Each of the above Patriots backs led the team in rushing at least one week last season.
Philadelphia, PA (Sports Network) -
The four words "running-back-by committee" might be the most feared words in all of fantasy football. Well, maybe not as bad as reconstructive knee surgery, but certainly the worst news you can hear about an active running back on your roster.
Over the past week we had evaluated the 15 "stud" running backs and the 13 "tandem" backs, which leaves us with four teams who appear to be ready to use the most painful strategy a fantasy owner can watch, running-back-by- committee.
The four teams are; New England, Houston, Buffalo and Seattle.
The 2009 New England Patriots are a perfect example of "RBBC" with a backfield that consisted of Laurence Maroney, Sammy Morris, Fred Taylor and Kevin Faulk. Each of the four New England backs led the team in rushing at least one week during the season.
Maroney was the most valuable fantasy back of the four Patriots options, although he did nothing for the first five weeks of the season (total of 32 rushes for 99 yards and zero scores) and might even have been released by many owners before he got rolling. Over a six-game period from Week 6 through Week 12, Maroney posted 420 yards on the ground and eight touchdowns. He'll be the No.1 option in 2010, a contract year, but given coach Bill Belichick's propensity for featuring different backs, he's not a reliable fantasy starter even with a low RapidDraft ADP Ranking of 105.
If Maroney isn't a good fantasy selection, you can imagine where I rank his backups. Neither Morris, Taylor or Faulk have any fantasy value barring injury to one or more of the group.
In 10 on Houston's 16 games last season, they had a running back who got at least 15 carries. The problem is that they were evenly divided between three backs - Steve Slaton (four times), Arian Foster (three) and Ryan Moats (three). Moats is in Minnesota, but the Texans spent a second-round pick on another running back - Auburn's Ben Tate.
Currently, Foster (ADP 149) is on top of the Texans' depth chart, after running for 119 yards and two scores in the 2009 season finale, but nothing is set in concrete.
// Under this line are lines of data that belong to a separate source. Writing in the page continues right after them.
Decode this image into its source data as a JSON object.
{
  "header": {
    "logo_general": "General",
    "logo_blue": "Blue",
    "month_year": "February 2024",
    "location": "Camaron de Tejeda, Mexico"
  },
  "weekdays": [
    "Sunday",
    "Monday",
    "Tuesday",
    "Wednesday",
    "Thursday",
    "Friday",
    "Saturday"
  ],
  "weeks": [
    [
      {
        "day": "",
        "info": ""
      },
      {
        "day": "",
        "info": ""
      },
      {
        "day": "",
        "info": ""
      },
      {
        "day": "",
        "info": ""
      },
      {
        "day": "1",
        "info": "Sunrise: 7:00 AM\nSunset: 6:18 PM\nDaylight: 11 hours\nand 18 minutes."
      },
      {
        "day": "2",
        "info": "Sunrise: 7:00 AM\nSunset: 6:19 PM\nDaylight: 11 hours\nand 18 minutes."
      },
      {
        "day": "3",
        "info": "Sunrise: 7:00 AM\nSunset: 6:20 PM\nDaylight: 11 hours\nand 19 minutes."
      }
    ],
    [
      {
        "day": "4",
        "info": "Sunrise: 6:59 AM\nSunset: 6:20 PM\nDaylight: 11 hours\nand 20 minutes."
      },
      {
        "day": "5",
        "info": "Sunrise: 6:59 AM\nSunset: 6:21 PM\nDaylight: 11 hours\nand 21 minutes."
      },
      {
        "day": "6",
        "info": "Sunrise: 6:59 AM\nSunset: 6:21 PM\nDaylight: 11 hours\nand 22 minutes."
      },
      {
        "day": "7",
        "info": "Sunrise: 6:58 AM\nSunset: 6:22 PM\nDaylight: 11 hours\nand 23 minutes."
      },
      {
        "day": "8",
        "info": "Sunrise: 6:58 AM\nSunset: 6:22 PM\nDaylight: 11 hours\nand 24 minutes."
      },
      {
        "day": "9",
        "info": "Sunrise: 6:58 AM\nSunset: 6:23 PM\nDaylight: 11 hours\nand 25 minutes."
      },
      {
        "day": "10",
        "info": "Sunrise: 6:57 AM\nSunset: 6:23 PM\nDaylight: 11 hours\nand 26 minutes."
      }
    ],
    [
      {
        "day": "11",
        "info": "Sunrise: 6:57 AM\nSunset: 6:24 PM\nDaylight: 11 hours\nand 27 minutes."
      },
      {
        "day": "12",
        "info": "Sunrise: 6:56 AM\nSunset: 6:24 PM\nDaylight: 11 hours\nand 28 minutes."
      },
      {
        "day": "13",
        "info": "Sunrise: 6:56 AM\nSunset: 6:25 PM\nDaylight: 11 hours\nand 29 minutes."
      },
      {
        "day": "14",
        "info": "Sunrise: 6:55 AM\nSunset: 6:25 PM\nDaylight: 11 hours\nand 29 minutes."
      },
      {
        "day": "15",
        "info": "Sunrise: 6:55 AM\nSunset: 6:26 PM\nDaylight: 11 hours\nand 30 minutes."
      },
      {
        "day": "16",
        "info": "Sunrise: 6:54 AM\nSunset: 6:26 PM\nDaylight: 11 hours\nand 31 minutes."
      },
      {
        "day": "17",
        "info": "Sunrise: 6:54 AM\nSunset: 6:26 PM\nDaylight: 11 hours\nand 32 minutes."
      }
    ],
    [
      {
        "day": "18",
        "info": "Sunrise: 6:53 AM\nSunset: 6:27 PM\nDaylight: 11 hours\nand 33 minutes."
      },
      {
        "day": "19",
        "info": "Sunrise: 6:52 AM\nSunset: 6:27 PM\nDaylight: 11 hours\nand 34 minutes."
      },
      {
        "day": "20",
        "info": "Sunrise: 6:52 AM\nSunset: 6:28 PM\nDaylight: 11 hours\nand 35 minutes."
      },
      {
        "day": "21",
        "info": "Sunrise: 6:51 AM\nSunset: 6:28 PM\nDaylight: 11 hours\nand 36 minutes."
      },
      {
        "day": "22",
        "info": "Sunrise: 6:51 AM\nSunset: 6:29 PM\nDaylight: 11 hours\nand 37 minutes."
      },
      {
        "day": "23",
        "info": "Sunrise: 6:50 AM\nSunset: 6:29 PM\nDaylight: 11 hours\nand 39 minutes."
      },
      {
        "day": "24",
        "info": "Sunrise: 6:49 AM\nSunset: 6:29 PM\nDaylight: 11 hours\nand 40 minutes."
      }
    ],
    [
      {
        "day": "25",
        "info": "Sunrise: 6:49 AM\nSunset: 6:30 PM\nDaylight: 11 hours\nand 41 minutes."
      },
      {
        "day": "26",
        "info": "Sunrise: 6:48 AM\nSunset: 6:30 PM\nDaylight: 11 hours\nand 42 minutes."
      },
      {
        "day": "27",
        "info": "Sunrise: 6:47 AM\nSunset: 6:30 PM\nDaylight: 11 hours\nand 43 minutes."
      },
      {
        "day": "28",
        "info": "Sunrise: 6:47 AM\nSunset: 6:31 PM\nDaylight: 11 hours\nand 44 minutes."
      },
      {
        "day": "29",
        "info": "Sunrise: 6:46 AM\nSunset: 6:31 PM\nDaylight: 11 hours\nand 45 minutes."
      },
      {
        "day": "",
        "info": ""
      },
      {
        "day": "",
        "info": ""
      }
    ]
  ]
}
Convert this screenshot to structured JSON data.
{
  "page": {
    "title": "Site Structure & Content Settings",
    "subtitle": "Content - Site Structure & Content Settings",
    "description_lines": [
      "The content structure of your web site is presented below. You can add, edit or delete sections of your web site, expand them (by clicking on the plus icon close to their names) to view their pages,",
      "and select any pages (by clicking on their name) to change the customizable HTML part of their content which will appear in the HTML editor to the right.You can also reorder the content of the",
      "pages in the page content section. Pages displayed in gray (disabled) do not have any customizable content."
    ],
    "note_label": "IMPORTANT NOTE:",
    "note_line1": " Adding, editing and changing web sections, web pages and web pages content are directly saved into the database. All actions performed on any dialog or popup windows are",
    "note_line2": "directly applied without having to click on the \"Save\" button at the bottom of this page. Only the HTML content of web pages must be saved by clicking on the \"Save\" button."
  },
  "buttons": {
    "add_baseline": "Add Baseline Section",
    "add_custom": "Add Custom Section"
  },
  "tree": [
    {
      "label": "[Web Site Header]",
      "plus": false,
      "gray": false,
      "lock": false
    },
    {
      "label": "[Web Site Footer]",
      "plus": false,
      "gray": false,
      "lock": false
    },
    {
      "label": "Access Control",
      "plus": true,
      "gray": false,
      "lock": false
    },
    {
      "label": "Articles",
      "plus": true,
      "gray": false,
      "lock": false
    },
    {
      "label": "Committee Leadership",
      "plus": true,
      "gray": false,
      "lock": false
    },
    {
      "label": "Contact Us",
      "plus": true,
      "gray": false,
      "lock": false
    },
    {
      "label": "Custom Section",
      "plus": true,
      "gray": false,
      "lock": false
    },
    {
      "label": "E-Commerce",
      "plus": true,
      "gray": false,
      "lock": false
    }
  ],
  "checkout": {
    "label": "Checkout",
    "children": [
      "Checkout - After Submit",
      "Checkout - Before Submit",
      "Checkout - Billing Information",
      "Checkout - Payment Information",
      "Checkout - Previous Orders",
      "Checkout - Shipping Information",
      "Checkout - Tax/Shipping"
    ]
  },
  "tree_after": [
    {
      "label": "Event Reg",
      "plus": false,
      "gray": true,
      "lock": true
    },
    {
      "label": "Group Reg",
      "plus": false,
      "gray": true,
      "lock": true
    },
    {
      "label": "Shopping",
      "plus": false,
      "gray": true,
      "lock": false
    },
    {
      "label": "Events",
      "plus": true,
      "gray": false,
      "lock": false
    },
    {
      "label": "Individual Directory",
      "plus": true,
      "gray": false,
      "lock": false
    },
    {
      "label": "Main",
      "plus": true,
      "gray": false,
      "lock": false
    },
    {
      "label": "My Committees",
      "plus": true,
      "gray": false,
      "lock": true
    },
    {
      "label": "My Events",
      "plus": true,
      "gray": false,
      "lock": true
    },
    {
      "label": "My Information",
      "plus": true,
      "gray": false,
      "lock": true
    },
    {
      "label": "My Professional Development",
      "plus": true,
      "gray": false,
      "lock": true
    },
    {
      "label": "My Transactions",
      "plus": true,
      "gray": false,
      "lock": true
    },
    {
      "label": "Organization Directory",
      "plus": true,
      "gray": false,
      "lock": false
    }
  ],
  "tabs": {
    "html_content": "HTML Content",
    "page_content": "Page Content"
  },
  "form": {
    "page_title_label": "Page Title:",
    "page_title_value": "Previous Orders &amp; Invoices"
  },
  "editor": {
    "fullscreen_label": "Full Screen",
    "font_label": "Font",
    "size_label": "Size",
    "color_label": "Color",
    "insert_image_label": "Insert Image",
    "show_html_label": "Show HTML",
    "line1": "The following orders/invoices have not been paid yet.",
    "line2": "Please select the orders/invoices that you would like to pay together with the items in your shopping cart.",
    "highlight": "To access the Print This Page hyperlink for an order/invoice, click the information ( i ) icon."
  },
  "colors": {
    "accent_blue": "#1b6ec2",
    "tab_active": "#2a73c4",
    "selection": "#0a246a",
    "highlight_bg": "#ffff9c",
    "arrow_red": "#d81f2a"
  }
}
Unless one of the three runners takes hold of this job, or injuries take out the other two, this appears to be a tough situation to predict from week to week.
The Bills actually have three running backs who could produce solid fantasy points if they were in a solo situation with a decent offensive line. Unfortunately, neither is the case in Buffalo. Fred Jackson (ADP 67) ran for more than 1,000 yards last season and has been getting work with the first team, but the Bills drafted C.J. Spiller (ADP 78) with the ninth overall pick so he figures to share in the workload. Meanwhile, troubled Marshawn Lynch is also looking for playing time and is a talented runner with two 1,000-yard seasons on his resume. The problem for all of them is up front where Buffalo really needed to add to their offensive line, particularly the left tackle, and didn't.
Under the old regime, Julius Jones (ADP 176) and Justin Forsett (ADP 59) each totaled around 600 yards on the ground. Then, in the offseason, new coach Pete Carroll brought in Leon Washington and LenDale White. White was quickly jettisoned, but it still leaves three capable running backs to share the load. Forsett used to have the edge over Jones in his ability to catch the ball out of the backfield, but Washington (ADP 148) might end up getting those third- down duties, which will probably make all three running backs, barring injury, impossible to start.